Czech Republic: Director of Lidice Memorial rejects criticism from relatives of Lety victims
The relatives of the victims of the Romani Holocaust and several other Romani organizations believe the Lidice Memorial is not administering the remembrance site at Lety by Písek in an appropriate, sensitive way. They are bothered by the online presentation of the memorial and the information placards at the site of the former Nazi concentration camp for Romani people, none of which mentions the ongoing presence of a pig farm at the site.
Those who are offended have called on their fellow Romani people not to participate in future events at Lety should they be convened by the Lidice Memorial. They are also insisting that the industrial pig farm be removed from the site.
The appeal was sent by Čeněk Růžička of the Committee for the Redress of the Roma Holocaust (Výbor pro odškodnění romského holocaustu - VPORH) to the Czech News Agency and Romea.cz. Milouš Červencl, the director of the Lidice Memorial, rejects the criticism (for the full text of the appeal, see http://www.romea.cz/en/news/czech/statement-on-management-of-the-lety-memorial-from-committee-for-the-redress-of-the-roma-holocaust).
"We are offended by the gross distortion of the basic historical facts in the texts that are now part of the signage on the walking trail through the site and the entire exhibition there. This distortion is humiliating for the victims of the Romani Holocaust and their surviving relatives," say the 40 individuals and several organizations who signed the appeal. In their view the Lidice Memorial was awarded the administration of the site "by negotiating with the surviving relatives in a way that has turned out to be dishonorable", and they argue that therefore the Lidice Memorial has no moral right to organize commemorative ceremonies there.
The Lidice Memorial is an organization run by the Czech Culture Ministry. The Czech Government decided that it would administer the site in 2009.
According to the authors of the appeal, it is not enough to merely maintain and repair the landscaping at the site. They are continuing to demand that the pig farm be removed.
Such a step has been recommended to the Czech Republic by several international institutions, most recently the UN Human Rights Committee. According to Červencl, however, the website for the memorial is not being badly administered and the information placards were approved by experts prior to being installed.
"As far as the pig farm goes, it's not within our purview and is a matter for the Government. At the recent commemorative ceremony we were praised by all of the members of the Government who were there and also by Romani people. We are administering the memorial in good faith to the best of our ability," Červencl said, adding that the Lidice Memorial's work should be evaluated by the organization that supervises it, i.e., the Czech Culture Ministry.
The Committee for the Redress of the Romani Holocaust reminds the readers of its appeal that the intention to remove the pig farm from the Holocaust site has been mentioned in several documents approved by previous governments. The authors of the appeal disagree that the state does not have the money to purchase the industrial farm and proposes establishing a fund to raise the money.
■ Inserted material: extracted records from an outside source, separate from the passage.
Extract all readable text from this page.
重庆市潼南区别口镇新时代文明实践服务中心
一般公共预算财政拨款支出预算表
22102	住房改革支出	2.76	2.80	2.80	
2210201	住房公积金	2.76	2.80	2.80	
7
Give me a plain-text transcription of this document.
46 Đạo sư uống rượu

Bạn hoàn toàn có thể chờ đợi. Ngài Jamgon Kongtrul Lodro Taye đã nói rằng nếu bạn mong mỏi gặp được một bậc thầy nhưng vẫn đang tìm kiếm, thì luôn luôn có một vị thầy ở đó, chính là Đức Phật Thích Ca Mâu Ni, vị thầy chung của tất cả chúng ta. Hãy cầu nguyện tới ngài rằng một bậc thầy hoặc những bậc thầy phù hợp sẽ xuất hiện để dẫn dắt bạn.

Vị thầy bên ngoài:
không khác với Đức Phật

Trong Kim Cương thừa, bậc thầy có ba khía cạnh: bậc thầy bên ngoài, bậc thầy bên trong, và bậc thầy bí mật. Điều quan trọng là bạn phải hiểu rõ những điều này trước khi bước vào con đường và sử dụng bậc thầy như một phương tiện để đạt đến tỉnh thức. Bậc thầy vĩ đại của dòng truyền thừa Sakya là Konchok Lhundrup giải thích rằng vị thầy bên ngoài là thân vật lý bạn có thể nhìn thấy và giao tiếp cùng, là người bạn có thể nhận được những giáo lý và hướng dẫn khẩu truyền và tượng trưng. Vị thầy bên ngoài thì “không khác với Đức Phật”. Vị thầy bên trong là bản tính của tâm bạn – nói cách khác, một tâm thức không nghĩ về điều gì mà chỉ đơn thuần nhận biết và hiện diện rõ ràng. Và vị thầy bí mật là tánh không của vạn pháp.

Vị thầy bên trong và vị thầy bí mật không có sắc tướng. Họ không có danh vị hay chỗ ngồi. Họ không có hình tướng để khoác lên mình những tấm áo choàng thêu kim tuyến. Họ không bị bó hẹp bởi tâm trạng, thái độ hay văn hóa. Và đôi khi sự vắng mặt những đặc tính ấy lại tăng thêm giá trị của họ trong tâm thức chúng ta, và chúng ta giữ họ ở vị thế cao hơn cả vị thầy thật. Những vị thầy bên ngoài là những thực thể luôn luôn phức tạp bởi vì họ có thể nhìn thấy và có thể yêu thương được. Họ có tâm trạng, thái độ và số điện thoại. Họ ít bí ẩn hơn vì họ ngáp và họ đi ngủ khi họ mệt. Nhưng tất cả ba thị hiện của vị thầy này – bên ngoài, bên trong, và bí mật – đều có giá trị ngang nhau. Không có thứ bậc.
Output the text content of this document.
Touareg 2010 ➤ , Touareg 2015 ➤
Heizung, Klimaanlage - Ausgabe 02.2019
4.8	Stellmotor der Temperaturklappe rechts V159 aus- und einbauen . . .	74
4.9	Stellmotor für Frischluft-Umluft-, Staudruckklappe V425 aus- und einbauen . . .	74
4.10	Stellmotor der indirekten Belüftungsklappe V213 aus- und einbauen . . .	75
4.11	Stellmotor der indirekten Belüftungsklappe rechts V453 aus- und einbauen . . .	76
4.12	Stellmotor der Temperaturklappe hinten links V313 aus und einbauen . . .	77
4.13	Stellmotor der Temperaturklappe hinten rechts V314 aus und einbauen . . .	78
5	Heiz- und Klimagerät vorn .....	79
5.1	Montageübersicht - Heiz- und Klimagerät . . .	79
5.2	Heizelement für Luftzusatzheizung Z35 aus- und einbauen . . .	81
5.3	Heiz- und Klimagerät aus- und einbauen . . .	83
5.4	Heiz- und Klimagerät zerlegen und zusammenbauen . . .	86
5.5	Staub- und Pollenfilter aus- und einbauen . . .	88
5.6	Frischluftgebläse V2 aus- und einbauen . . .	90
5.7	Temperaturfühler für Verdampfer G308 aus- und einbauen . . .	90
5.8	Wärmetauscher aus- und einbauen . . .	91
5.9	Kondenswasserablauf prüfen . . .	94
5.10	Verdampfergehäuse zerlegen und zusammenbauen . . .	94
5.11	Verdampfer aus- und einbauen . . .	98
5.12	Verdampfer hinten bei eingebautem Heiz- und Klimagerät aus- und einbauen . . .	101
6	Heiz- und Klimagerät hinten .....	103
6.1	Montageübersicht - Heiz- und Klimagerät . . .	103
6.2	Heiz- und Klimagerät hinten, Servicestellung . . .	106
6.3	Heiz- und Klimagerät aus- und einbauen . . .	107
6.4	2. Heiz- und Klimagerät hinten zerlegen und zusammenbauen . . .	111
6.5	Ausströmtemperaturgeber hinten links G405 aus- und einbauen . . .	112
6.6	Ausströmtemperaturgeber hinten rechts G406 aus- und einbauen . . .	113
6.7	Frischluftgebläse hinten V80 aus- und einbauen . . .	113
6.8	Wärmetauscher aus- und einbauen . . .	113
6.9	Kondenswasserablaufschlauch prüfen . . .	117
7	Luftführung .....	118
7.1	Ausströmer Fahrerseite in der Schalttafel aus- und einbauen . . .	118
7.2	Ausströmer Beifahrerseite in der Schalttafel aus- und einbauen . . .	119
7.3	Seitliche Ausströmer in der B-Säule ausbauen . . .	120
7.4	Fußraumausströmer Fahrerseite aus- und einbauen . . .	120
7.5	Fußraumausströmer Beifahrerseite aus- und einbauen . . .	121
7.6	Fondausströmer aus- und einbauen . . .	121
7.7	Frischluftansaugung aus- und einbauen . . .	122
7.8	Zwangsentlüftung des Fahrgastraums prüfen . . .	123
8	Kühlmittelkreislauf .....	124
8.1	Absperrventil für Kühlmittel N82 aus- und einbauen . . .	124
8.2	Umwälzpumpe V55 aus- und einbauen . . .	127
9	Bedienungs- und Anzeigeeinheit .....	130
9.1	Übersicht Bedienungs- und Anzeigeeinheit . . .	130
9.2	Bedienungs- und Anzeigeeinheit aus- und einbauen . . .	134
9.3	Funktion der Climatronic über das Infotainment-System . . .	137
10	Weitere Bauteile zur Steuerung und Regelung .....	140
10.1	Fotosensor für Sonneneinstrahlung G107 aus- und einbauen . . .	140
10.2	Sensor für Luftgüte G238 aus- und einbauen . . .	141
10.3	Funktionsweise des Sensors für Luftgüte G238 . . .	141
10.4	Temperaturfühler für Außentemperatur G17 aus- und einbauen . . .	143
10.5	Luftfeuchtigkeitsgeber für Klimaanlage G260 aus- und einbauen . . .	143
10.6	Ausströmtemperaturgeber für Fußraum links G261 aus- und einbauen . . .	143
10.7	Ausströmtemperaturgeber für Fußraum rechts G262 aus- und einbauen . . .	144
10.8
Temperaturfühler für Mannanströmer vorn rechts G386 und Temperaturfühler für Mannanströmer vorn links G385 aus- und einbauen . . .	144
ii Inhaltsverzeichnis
According to the 40 relatives of the victims and the organizations that signed the appeal, the information placards near the mass grave site of the memorial include "insulting, simplifying, and unjustifiable judgments". The placards reportedly reference the "different cultural and social level" of the postwar Romani migrants to the Czech lands from Slovakia compared to the Czech Roma, which is alleged to comprise one of the obstacles to good coexistence between the Romani minority and the majority society today.
"What are the Romani people with Slovak roots, who comprise the vast majority of today's Romani population in this country, supposed to feel when reading this publicly posted text? How are any parents supposed to explain these generalizing, problematic texts to their children - not to mention the fact that they are posted at a place of remembrance?" the activists and relatives of the victims ask in their appeal.
The camp at Lety recorded the imprisonment of a total of 1 308 Romani children, men and women there. A total of 327 people are recorded as having died there and more than 500 are recorded as having been transported to Auschwitz.
After WWII ended, less than 600 Romani prisoners returned to Czechoslovakia from the concentration camps. Experts estimate that the Nazis murdered 90 % of the Czech Roma population.